Die modernen Demokratien leben mehr von Bildern als von Texten. Daher wird das Aussehen der Politfiguren immer wichtiger und leider oft sogar ausschlaggebend. Ich habe zwar nichts gegen Schönheit, damit würde ich mir ja ins eigene Fleisch schneiden. ;-) Doch so können Leute in Spitzenpositionen kommen, die außer dem geleckten Aussehen nichts mitbringen – so Guttenwulfftypen.

Im Jahr 2010 sind mehr Menschen nach Deutschland eingewandert als ausgewandert, berichtet die Presse. Man spricht von einem Wanderungsgewinn von 128 000 Menschen. Ob das Wort Gewinn vielleicht eine etwas leichtfertige Wertung ist, wird nicht gefragt.
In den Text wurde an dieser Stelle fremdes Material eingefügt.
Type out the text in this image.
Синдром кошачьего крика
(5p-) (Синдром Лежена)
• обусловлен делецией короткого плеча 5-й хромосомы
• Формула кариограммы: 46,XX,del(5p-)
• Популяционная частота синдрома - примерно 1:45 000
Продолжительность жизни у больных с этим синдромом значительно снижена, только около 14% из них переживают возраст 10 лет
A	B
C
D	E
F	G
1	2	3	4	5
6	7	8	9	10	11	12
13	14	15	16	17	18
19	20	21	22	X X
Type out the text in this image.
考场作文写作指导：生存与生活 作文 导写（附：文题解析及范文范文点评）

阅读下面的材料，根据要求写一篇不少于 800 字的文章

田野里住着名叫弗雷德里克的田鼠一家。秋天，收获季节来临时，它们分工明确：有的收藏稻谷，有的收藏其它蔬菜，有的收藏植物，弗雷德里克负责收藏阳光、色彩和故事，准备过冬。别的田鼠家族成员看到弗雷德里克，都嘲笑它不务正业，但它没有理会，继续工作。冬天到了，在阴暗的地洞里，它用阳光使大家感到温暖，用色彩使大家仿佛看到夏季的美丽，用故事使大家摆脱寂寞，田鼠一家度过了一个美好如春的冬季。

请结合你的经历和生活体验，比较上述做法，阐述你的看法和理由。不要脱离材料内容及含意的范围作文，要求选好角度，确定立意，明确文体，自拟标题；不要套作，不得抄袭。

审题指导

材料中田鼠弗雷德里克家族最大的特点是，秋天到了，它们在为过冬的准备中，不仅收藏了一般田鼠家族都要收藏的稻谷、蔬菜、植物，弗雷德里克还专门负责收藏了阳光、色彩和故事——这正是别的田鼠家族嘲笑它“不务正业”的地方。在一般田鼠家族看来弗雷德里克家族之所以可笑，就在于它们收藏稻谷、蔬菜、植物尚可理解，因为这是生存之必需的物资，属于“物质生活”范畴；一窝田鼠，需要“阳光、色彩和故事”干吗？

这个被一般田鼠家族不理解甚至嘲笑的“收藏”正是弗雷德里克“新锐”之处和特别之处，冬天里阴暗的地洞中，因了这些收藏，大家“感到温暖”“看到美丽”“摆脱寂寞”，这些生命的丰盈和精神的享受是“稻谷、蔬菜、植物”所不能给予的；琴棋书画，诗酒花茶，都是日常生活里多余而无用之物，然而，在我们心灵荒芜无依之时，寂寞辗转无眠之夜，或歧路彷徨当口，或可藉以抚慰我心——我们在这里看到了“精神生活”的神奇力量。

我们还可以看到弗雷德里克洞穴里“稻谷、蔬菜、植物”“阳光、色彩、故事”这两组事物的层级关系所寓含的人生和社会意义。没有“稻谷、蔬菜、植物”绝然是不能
Man erfährt lediglich, dass mehr als die Hälfte der Einwanderer aus EU-Ländern kamen und dass die Deutschen in erster Linie in die Schweiz ausgewandert sind – in ein Nicht-EU-Land. Sind EU-Länder, von allen anderen gar nicht zu sprechen, also nicht immer das Gelbe vom Ei?

Am 14. Dezember las ich in der Frankfurter Allgemeinen Zeitung die Überschrift: Deutsch wird stärker. Am Tag darauf hieß ein Titel in derselben Zeitung: Deutsche Sprache immer unbeliebter. Der dialektisch geschulte Leser wartet jetzt auf die Synthesis, die heißen könnte: Die nonverbale Körpersprache triumphiert.
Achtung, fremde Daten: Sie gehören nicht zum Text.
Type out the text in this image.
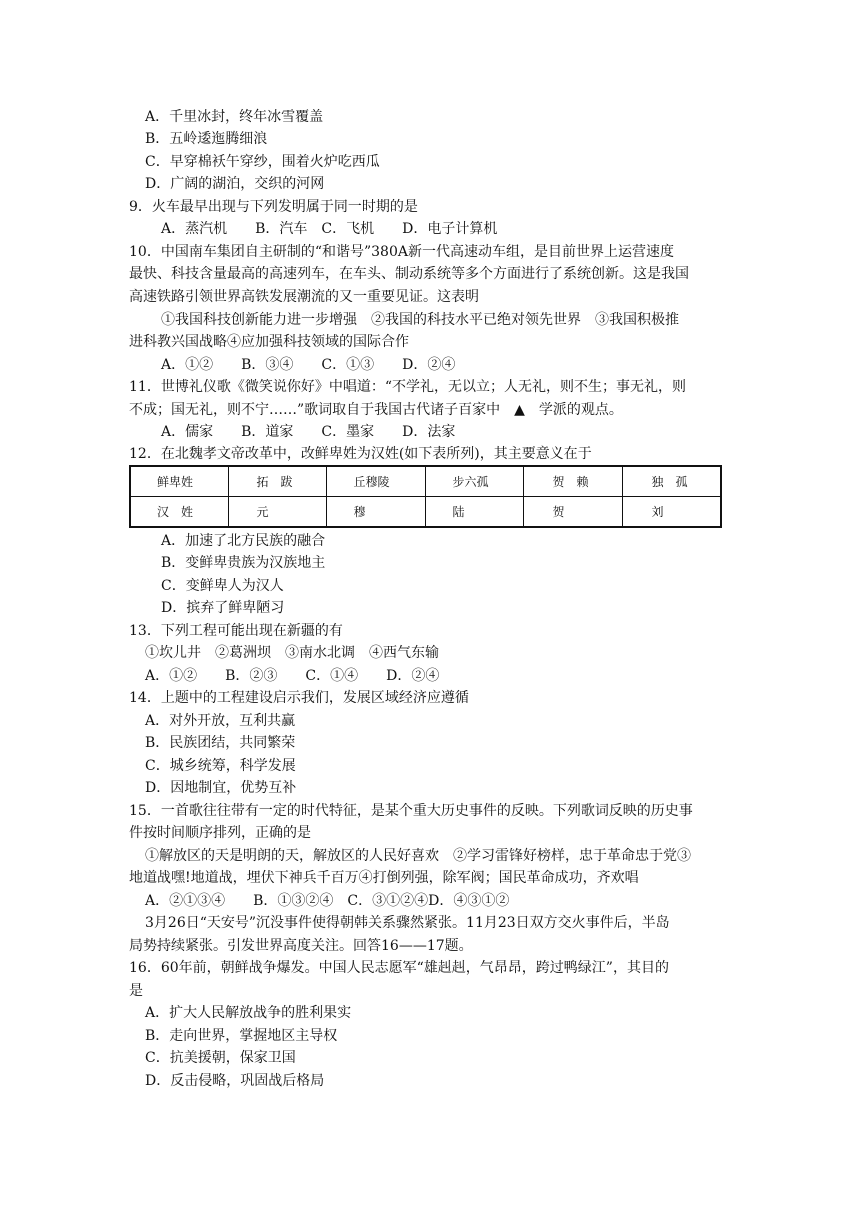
A．千里冰封，终年冰雪覆盖
B．五岭逶迤腾细浪
C．早穿棉袄午穿纱，围着火炉吃西瓜
D．广阔的湖泊，交织的河网
9．火车最早出现与下列发明属于同一时期的是
A．蒸汽机　　B．汽车　C．飞机　　D．电子计算机
10．中国南车集团自主研制的“和谐号”380A新一代高速动车组，是目前世界上运营速度
最快、科技含量最高的高速列车，在车头、制动系统等多个方面进行了系统创新。这是我国
高速铁路引领世界高铁发展潮流的又一重要见证。这表明
①我国科技创新能力进一步增强　②我国的科技水平已绝对领先世界　③我国积极推
进科教兴国战略④应加强科技领域的国际合作
A．①②　　B．③④　　C．①③　　D．②④
11．世博礼仪歌《微笑说你好》中唱道：“不学礼，无以立；人无礼，则不生；事无礼，则
不成；国无礼，则不宁……”歌词取自于我国古代诸子百家中　▲　学派的观点。
A．儒家　　B．道家　　C．墨家　　D．法家
12．在北魏孝文帝改革中，改鲜卑姓为汉姓(如下表所列)，其主要意义在于
鲜卑姓	拓　跋	丘穆陵	步六孤	贺　赖	独　孤
汉　姓	元	穆	陆	贺	刘
A．加速了北方民族的融合
B．变鲜卑贵族为汉族地主
C．变鲜卑人为汉人
D．摈弃了鲜卑陋习
13．下列工程可能出现在新疆的有
①坎儿井　②葛洲坝　③南水北调　④西气东输
A．①②　　B．②③　　C．①④　　D．②④
14．上题中的工程建设启示我们，发展区域经济应遵循
A．对外开放，互利共赢
B．民族团结，共同繁荣
C．城乡统筹，科学发展
D．因地制宜，优势互补
15．一首歌往往带有一定的时代特征，是某个重大历史事件的反映。下列歌词反映的历史事
件按时间顺序排列，正确的是
①解放区的天是明朗的天，解放区的人民好喜欢　②学习雷锋好榜样，忠于革命忠于党③
地道战嘿!地道战，埋伏下神兵千百万④打倒列强，除军阀；国民革命成功，齐欢唱
A．②①③④　　B．①③②④　C．③①②④D．④③①②
3月26日“天安号”沉没事件使得朝韩关系骤然紧张。11月23日双方交火事件后，半岛
局势持续紧张。引发世界高度关注。回答16——17题。
16．60年前，朝鲜战争爆发。中国人民志愿军“雄赳赳，气昂昂，跨过鸭绿江”，其目的
是
A．扩大人民解放战争的胜利果实
B．走向世界，掌握地区主导权
C．抗美援朝，保家卫国
D．反击侵略，巩固战后格局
Erste deutsche Verlage bieten jetzt schon beim Kauf eines gebundenen Buches das e-Book kostenlos dazu. Das kostet sie ja so gut wie nichts, weil der Autor ihnen das Buch auf Diskette geliefert hat. Wie das mit der Buchpreisbindung zu vereinbaren ist und auch mit dem Zugabeverbot des Gesetzes gegen den unlauteren Wettbewerb, ist aber eine so offene Frage wie die nach der Honorierung der Autoren bei e-Books.
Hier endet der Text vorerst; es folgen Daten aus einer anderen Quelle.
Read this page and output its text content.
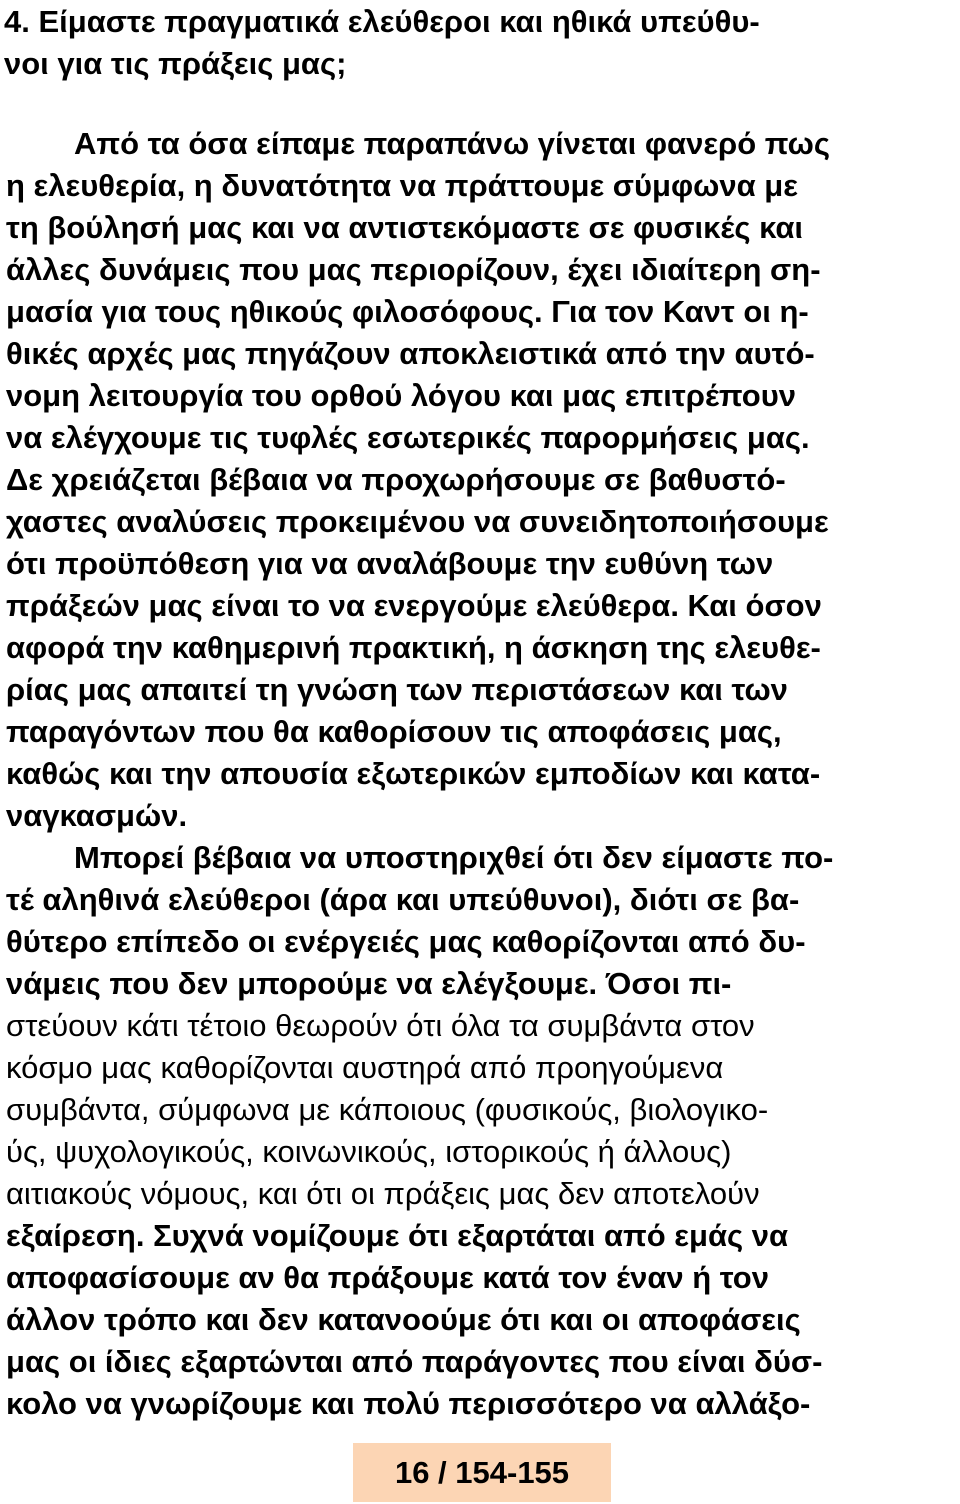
4. Είμαστε πραγματικά ελεύθεροι και ηθικά υπεύθυ-
νοι για τις πράξεις μας;
Από τα όσα είπαμε παραπάνω γίνεται φανερό πως
η ελευθερία, η δυνατότητα να πράττουμε σύμφωνα με
τη βούλησή μας και να αντιστεκόμαστε σε φυσικές και
άλλες δυνάμεις που μας περιορίζουν, έχει ιδιαίτερη ση-
μασία για τους ηθικούς φιλοσόφους. Για τον Καντ οι η-
θικές αρχές μας πηγάζουν αποκλειστικά από την αυτό-
νομη λειτουργία του ορθού λόγου και μας επιτρέπουν
να ελέγχουμε τις τυφλές εσωτερικές παρορμήσεις μας.
Δε χρειάζεται βέβαια να προχωρήσουμε σε βαθυστό-
χαστες αναλύσεις προκειμένου να συνειδητοποιήσουμε
ότι προϋπόθεση για να αναλάβουμε την ευθύνη των
πράξεών μας είναι το να ενεργούμε ελεύθερα. Και όσον
αφορά την καθημερινή πρακτική, η άσκηση της ελευθε-
ρίας μας απαιτεί τη γνώση των περιστάσεων και των
παραγόντων που θα καθορίσουν τις αποφάσεις μας,
καθώς και την απουσία εξωτερικών εμποδίων και κατα-
ναγκασμών.
Μπορεί βέβαια να υποστηριχθεί ότι δεν είμαστε πο-
τέ αληθινά ελεύθεροι (άρα και υπεύθυνοι), διότι σε βα-
θύτερο επίπεδο οι ενέργειές μας καθορίζονται από δυ-
νάμεις που δεν μπορούμε να ελέγξουμε. Όσοι πι-
στεύουν κάτι τέτοιο θεωρούν ότι όλα τα συμβάντα στον
κόσμο μας καθορίζονται αυστηρά από προηγούμενα
συμβάντα, σύμφωνα με κάποιους (φυσικούς, βιολογικο-
ύς, ψυχολογικούς, κοινωνικούς, ιστορικούς ή άλλους)
αιτιακούς νόμους, και ότι οι πράξεις μας δεν αποτελούν
εξαίρεση. Συχνά νομίζουμε ότι εξαρτάται από εμάς να
αποφασίσουμε αν θα πράξουμε κατά τον έναν ή τον
άλλον τρόπο και δεν κατανοούμε ότι και οι αποφάσεις
μας οι ίδιες εξαρτώνται από παράγοντες που είναι δύσ-
κολο να γνωρίζουμε και πολύ περισσότερο να αλλάξο-
16 / 154-155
Die Vier kommt mir gespenstisch vor. Erst erfahre ich aus der Zeitung, dass in Deutschland bereits jeder vierte Schüler der Grundschule die Hilfe eines Logopäden braucht, dann lese ich, dass jeder vierte Haushalt noch ohne Internet ist. So unausweichlich die weitere Internetisierung unserer Gesellschaft ist, die Eltern also noch weniger Zeit haben werden, mit ihren Kindern zu sprechen, die Berufsaussichten für angehende Logopäden sind daher als sehr gut bis glänzend zu bezeichnen. Think positiv!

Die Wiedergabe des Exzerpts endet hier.